Reaching the “good enough” point

For every school assignment (and probably every other task, really), there’s a point where you decide that it’s good enough as it is, and you could continue to tinker with it, but that would probably drive you crazy without really making it much better. So you declare it done, turn it in, and hope for the best. I’ve been rediscovering this ever since I started taking classes again. This quarter, I caused myself a lot of probably undue stress over where the "good enough" point was for the grant proposal I wrote for one of my classes. I’d never written one before, so I wasn’t sure where to set the "good enough" point; plus it was 40% of my grade.

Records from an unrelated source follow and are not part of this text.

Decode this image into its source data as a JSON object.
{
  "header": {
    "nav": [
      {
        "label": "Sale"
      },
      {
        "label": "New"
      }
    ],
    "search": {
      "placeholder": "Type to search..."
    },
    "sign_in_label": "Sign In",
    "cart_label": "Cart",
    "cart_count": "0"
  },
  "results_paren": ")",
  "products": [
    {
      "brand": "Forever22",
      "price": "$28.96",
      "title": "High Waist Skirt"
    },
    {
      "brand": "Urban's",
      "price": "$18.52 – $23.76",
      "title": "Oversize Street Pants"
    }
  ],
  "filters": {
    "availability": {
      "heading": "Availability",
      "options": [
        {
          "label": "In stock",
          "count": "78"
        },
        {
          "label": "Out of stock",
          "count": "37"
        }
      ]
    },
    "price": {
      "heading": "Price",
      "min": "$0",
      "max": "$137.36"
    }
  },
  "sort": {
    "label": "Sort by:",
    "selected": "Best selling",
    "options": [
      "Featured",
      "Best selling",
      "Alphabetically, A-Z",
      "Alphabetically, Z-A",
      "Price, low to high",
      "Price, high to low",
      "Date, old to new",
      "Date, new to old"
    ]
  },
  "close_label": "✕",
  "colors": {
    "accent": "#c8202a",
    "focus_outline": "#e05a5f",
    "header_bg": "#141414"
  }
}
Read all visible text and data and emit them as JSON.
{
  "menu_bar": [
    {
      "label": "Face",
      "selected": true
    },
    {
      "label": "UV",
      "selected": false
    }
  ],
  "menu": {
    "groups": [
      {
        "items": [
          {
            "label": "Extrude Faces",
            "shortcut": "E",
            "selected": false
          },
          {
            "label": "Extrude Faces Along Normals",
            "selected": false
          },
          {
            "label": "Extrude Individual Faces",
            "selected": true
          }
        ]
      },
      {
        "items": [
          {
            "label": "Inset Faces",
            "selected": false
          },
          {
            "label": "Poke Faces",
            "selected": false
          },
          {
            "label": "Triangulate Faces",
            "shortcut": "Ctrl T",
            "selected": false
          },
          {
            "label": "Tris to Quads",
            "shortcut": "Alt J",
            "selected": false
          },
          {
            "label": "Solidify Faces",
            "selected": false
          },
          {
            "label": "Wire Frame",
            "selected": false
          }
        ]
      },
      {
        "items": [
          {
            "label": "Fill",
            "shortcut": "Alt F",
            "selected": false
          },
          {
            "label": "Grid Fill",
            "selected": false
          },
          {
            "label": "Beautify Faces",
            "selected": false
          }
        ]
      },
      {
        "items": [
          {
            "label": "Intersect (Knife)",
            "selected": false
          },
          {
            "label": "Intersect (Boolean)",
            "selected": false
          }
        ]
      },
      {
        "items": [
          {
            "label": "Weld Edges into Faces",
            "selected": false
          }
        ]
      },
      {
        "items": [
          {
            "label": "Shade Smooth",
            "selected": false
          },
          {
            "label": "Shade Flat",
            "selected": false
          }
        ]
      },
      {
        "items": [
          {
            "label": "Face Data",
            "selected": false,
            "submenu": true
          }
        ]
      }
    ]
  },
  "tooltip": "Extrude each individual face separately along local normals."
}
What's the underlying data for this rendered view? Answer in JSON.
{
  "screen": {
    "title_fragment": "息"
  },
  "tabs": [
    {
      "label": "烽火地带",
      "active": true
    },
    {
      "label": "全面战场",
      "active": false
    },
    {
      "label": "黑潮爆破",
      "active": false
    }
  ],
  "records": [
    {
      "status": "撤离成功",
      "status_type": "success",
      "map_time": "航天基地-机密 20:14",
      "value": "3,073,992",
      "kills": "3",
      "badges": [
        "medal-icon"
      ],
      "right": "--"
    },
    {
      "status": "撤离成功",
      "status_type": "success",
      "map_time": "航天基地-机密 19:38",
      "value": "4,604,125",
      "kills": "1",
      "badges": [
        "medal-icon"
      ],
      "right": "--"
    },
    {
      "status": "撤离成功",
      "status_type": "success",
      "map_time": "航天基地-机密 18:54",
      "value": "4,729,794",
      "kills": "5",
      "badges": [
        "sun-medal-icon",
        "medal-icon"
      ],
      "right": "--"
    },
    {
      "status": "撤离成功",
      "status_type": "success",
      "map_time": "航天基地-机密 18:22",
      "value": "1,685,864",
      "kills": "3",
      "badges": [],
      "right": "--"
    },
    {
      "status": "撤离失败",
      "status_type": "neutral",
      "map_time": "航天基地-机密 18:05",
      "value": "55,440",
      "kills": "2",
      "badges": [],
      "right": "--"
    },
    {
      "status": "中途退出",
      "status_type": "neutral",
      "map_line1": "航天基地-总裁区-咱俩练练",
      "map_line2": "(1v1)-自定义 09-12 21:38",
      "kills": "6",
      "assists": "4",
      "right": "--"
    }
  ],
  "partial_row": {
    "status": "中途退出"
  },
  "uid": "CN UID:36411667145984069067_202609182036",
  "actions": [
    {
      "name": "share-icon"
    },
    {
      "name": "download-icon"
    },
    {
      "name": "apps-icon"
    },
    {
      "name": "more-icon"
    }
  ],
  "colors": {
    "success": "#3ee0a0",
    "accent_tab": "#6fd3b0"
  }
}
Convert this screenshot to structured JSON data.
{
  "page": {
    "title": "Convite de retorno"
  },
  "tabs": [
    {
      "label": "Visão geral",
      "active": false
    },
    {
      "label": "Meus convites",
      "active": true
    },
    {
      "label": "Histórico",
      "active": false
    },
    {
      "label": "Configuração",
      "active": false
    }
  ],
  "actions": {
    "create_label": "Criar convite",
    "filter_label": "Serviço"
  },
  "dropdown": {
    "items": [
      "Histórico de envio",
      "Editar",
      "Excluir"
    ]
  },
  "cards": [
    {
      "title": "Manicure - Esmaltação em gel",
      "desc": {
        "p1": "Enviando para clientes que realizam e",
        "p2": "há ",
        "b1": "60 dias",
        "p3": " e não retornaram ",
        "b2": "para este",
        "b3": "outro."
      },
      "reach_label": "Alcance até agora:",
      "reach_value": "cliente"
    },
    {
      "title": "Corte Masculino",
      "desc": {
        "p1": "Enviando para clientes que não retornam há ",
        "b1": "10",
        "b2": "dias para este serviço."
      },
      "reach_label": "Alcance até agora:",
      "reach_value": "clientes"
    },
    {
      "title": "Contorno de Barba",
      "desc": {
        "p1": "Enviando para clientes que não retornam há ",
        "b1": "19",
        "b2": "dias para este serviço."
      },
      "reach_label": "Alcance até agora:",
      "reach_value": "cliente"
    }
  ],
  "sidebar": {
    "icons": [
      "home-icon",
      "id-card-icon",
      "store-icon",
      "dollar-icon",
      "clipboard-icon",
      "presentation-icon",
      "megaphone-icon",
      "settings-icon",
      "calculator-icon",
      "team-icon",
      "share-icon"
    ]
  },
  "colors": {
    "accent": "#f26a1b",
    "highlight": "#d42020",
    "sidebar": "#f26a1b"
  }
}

But I just got the grant proposal back, and apparently I shouldn’t have worried, because the professor liked it. And now I’ve hit an unmistakeable "good enough" point for the one remaining assignment of the term. All it needs is maybe an extra paragraph and a last look-over, and then it’ll be good to go.

Now that I think of it, the good-enough point is a pretty good illustration of satisficing, a concept that’s now entered the vocabulary of everyone in my classes. ("Yeah, I found a few more articles that looked on target, but I would have had to wait for ILL to get them to me and there’s no time, so I totally satisficed and went with the ones I could get.")

The best thing about satisficing? I can now go to bed and get a good night’s sleep. Hooray for the good-enough point.